Decades? The '70s and '80s, the heyday of arms control, were a time of hair-trigger nuclear tension. We went to DEFCON III in October 1973, just a year after the signing of SALT I and the ABM Treaty, the alleged cornerstones of strategic stability.

In the '90s, conversely, the nuclear terror dissipated. Not because of any change in the arms control regimen -- arms control was an utter irrelevancy -- but because of a fundamental change in leadership and ideology in Moscow.

Some liberals, like my colleague Michael Kinsley, are too bright to oppose missile defense, like Gephardt, out of reverence for parchment treaties. It is not treaties, they argue, but the simple existential reality born of nuclear weapons -- mutually assured destruction (MAD) -- that makes missile defense a bad idea. We shouldn't build one, they say, because Russia will then fear that it will lose the ability to retaliate against an American first strike -- thus Russia would be more likely to initiate a nuclear war under the theory of "use 'em or lose 'em."

Let's get this straight: They argue that we should not build a missile defense . . . because it risks an out-of-the-blue Russian first strike on the United States. It would be the most massive, genocidal and unprovoked act of war in the history of the human race.

If this seems wacky to you, it is. Even when this first-strike MAD logic was in currency 20 years ago, it was not entirely plausible. It was, however, minimally plausible because the Soviet Union defined itself as our mortal enemy in an existential death struggle with the West, because it had massive armies and navies confronting ours throughout the world, because we had flash points of conflict in important places -- Cuba, Berlin, Korea -- where a crisis could conceivably precipitate Armageddon.

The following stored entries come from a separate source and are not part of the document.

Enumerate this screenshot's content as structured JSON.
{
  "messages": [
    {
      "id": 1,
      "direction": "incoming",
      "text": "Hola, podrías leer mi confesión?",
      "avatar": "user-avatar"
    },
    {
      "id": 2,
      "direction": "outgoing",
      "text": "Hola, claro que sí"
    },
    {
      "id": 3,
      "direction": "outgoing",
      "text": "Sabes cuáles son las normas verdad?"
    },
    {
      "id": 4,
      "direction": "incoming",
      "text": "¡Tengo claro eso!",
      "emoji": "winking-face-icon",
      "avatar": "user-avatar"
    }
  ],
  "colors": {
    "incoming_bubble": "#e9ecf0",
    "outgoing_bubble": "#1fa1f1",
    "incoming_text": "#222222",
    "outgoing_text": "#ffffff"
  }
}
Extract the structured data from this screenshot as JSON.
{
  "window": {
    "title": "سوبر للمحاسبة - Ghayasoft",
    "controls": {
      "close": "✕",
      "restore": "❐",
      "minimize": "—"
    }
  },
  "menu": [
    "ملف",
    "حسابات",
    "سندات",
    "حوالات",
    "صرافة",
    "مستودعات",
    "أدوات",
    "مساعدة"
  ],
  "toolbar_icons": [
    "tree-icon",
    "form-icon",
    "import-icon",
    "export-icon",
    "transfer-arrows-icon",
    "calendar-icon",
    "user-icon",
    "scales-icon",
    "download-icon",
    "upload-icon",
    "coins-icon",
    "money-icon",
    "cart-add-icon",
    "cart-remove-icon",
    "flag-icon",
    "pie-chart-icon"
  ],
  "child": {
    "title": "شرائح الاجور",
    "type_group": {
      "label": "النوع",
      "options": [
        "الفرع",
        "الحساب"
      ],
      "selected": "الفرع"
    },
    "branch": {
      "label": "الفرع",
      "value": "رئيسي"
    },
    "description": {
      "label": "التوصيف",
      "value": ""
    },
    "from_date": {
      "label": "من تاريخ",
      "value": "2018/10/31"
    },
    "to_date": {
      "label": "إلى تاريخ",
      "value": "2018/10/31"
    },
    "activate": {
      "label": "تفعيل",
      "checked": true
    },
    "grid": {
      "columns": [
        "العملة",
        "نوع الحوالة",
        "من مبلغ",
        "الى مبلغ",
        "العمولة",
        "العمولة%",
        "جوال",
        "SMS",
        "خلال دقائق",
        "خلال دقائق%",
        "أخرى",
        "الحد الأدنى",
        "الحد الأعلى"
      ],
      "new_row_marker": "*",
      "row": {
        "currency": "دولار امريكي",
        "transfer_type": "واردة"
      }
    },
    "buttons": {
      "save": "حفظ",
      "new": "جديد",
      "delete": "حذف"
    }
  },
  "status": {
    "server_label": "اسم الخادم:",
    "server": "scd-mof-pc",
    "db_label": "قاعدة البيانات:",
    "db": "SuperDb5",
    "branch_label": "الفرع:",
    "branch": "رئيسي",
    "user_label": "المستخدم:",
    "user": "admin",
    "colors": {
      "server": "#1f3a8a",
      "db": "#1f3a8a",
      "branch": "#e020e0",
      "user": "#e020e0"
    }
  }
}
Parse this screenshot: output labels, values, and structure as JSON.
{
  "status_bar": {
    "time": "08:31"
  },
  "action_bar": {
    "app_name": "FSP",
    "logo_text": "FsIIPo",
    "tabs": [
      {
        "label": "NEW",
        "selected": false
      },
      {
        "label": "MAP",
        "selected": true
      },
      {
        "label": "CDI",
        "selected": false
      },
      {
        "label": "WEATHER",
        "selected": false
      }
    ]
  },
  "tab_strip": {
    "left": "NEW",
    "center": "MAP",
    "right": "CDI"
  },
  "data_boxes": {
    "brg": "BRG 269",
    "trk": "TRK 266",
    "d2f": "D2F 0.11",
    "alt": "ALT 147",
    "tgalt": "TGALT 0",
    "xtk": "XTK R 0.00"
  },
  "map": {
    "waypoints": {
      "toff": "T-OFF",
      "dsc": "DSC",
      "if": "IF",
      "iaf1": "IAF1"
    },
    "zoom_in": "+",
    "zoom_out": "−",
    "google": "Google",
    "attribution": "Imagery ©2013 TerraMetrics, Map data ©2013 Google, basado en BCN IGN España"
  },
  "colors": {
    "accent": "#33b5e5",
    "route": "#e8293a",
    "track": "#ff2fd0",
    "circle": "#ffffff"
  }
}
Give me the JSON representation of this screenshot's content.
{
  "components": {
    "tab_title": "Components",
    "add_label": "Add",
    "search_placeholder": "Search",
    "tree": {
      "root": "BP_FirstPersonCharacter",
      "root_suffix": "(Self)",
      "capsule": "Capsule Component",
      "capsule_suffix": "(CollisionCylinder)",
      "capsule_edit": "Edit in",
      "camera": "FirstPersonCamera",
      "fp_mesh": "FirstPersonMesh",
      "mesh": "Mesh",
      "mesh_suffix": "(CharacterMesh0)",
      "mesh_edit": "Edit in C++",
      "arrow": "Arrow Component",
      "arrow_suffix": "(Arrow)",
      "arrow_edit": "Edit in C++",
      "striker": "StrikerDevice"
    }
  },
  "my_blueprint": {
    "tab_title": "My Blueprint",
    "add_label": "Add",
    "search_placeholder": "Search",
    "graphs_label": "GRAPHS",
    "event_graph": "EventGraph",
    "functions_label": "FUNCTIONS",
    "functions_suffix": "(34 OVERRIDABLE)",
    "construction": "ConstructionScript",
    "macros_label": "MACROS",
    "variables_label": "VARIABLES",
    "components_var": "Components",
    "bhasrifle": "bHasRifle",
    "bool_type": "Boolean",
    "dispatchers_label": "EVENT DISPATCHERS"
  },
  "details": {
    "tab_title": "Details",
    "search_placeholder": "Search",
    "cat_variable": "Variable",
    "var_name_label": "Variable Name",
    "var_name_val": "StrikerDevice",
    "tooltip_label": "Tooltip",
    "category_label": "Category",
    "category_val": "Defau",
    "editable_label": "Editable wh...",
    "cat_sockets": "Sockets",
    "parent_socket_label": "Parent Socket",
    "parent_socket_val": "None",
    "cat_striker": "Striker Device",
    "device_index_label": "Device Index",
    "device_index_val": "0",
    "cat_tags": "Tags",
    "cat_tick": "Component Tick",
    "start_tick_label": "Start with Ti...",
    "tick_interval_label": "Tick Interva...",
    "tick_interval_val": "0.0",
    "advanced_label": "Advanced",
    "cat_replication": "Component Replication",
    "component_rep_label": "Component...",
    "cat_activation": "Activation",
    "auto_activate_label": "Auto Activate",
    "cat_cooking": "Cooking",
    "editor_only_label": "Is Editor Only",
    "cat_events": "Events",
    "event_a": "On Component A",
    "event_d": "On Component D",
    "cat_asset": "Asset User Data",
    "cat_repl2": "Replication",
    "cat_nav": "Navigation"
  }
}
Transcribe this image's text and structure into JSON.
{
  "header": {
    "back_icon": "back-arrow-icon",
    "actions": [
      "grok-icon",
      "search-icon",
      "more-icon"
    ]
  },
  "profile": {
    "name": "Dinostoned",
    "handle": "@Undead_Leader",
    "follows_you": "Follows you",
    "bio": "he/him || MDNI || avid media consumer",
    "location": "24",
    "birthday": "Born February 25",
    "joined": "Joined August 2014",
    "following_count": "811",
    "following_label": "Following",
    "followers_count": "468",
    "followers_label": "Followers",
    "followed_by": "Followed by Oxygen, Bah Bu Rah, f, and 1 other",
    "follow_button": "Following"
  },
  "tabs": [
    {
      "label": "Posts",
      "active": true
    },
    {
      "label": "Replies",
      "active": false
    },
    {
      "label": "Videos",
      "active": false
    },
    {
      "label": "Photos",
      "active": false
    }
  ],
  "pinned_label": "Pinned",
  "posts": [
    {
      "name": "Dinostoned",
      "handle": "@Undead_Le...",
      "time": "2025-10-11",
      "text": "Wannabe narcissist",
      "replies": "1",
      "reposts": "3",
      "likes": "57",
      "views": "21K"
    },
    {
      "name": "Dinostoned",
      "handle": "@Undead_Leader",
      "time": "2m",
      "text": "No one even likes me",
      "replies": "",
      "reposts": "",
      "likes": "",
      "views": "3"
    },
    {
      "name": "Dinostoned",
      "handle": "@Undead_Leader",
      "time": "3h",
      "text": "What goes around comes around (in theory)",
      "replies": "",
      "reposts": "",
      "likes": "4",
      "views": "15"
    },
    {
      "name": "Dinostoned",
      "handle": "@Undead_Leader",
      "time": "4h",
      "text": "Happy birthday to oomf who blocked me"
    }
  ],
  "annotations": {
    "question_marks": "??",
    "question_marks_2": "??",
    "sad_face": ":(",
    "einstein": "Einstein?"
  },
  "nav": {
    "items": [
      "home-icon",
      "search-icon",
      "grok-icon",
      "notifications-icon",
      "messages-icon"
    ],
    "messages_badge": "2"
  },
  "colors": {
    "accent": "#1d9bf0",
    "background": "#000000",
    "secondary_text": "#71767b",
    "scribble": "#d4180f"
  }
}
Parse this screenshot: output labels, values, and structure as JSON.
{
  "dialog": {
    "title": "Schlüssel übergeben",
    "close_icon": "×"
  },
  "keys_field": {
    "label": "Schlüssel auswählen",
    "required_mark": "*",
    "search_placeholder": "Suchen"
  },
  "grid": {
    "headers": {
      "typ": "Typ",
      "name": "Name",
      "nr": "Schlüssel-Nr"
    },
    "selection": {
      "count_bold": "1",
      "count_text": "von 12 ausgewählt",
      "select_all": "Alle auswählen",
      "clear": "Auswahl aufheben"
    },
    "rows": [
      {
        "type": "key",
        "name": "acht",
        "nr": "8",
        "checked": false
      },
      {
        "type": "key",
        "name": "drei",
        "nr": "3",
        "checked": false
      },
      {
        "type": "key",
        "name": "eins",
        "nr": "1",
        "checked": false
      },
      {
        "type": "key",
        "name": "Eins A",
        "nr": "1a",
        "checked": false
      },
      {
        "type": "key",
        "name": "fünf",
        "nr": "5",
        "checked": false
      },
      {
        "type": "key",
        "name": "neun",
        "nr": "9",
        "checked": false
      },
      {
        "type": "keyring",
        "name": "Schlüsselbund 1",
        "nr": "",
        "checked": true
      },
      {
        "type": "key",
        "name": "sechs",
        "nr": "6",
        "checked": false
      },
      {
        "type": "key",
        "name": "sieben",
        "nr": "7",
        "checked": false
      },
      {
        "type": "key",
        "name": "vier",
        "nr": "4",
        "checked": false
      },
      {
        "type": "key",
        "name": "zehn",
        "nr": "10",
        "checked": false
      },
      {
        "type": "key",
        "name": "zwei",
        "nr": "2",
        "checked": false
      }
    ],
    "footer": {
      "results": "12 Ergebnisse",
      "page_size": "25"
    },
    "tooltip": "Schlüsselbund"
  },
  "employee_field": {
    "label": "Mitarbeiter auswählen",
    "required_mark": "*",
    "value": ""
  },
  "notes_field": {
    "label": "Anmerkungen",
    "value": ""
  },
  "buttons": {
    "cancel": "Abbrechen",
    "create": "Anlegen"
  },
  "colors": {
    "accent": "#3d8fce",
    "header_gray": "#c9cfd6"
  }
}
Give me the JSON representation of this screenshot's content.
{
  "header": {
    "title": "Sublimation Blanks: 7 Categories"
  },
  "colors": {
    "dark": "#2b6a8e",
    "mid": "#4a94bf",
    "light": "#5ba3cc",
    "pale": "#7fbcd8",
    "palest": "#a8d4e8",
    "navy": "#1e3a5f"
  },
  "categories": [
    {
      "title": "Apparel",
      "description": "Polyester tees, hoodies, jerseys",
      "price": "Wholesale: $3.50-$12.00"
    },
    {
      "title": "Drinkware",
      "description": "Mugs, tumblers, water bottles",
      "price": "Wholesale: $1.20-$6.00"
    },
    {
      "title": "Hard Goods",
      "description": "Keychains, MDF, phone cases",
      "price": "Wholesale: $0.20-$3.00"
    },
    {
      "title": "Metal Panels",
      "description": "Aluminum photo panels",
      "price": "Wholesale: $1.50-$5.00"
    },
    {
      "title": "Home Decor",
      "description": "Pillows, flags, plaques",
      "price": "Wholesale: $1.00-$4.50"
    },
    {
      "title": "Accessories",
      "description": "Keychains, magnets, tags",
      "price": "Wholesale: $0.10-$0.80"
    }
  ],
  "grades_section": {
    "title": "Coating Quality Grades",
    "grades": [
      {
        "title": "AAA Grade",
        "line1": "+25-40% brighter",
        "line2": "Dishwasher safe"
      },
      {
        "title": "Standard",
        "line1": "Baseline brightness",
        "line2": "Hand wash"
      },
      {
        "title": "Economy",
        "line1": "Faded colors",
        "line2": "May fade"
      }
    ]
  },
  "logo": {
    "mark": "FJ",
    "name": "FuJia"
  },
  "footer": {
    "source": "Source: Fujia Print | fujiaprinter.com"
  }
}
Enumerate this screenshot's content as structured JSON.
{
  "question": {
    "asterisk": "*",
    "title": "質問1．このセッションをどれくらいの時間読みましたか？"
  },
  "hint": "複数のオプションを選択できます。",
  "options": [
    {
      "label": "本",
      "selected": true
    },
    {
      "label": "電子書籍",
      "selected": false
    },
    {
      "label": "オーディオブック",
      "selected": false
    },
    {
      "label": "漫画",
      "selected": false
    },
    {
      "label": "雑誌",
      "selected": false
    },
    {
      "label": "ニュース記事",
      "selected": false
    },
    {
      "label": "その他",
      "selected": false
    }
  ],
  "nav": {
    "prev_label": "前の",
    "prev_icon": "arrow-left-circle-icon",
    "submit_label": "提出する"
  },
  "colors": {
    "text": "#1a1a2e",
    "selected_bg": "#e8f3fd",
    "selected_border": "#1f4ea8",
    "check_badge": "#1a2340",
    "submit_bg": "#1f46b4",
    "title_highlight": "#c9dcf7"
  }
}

Yet even then -- with the tension so great, the hair-trigger so tight, the stakes so high -- the notion of a first strike was still almost inconceivable. But today? The Russians are neither a superpower nor an existential enemy. What are the stakes today? The Caspian pipeline? An insufficiency of American loans? Our worst dispute in the past 10 years was over the Pristina airport. Armageddon over that?

After so implausibly deploying ABM and MAD, opponents of missile defense have one last resort: the nuclear suitcase. What's the point of a missile defense, they say, if the bad guys can always slip in a nuke in the hands of a terrorist?

By that logic, we should dismantle our continental antiaircraft defenses because an enemy can always put a bomb in a suitcase rather than on a plane. By that logic, the Navy should strip the fleet of antiaircraft and antimissile defenses because the enemy -- as demonstrated in Yemen against the USS Cole -- can always sneak in with a little harbor boat and blow you up anyway.

The argument is that if you can't stop 100 percent of threats, then you might as well leave yourself 100 percent defenseless. What nonsense.

Yes, an enemy might slip in a suitcase. But it's not easy. It requires a conspiracy. It requires coordination, timing. It requires many people acting in concert over a long period of time. It risks penetration and error and disruption and defection.

Compare that to a dictator sitting by a console in his capital with a button that will reliably, immediately and incontestably incinerate a half-dozen American cities. There is a huge order of magnitude difference between that threat and the smuggled suitcase.

The left has not had a new idea on nuclear weapons in 20 years. And that idea, the "freeze," was the worst idea of a generation. Why, even the European leaders of today, Blair in Britain and Schroeder in Germany, admit that their parties' opposition to the European deployment of Pershing and cruise missiles was a mistake.

The Democrats here, so enthusiastic for the freeze back then, are unrepentant. They are back for Round 2 -- sporting Cold War arguments so comically anachronistic you have to wonder whether they'll ever offer a serious argument on nuclear weapons.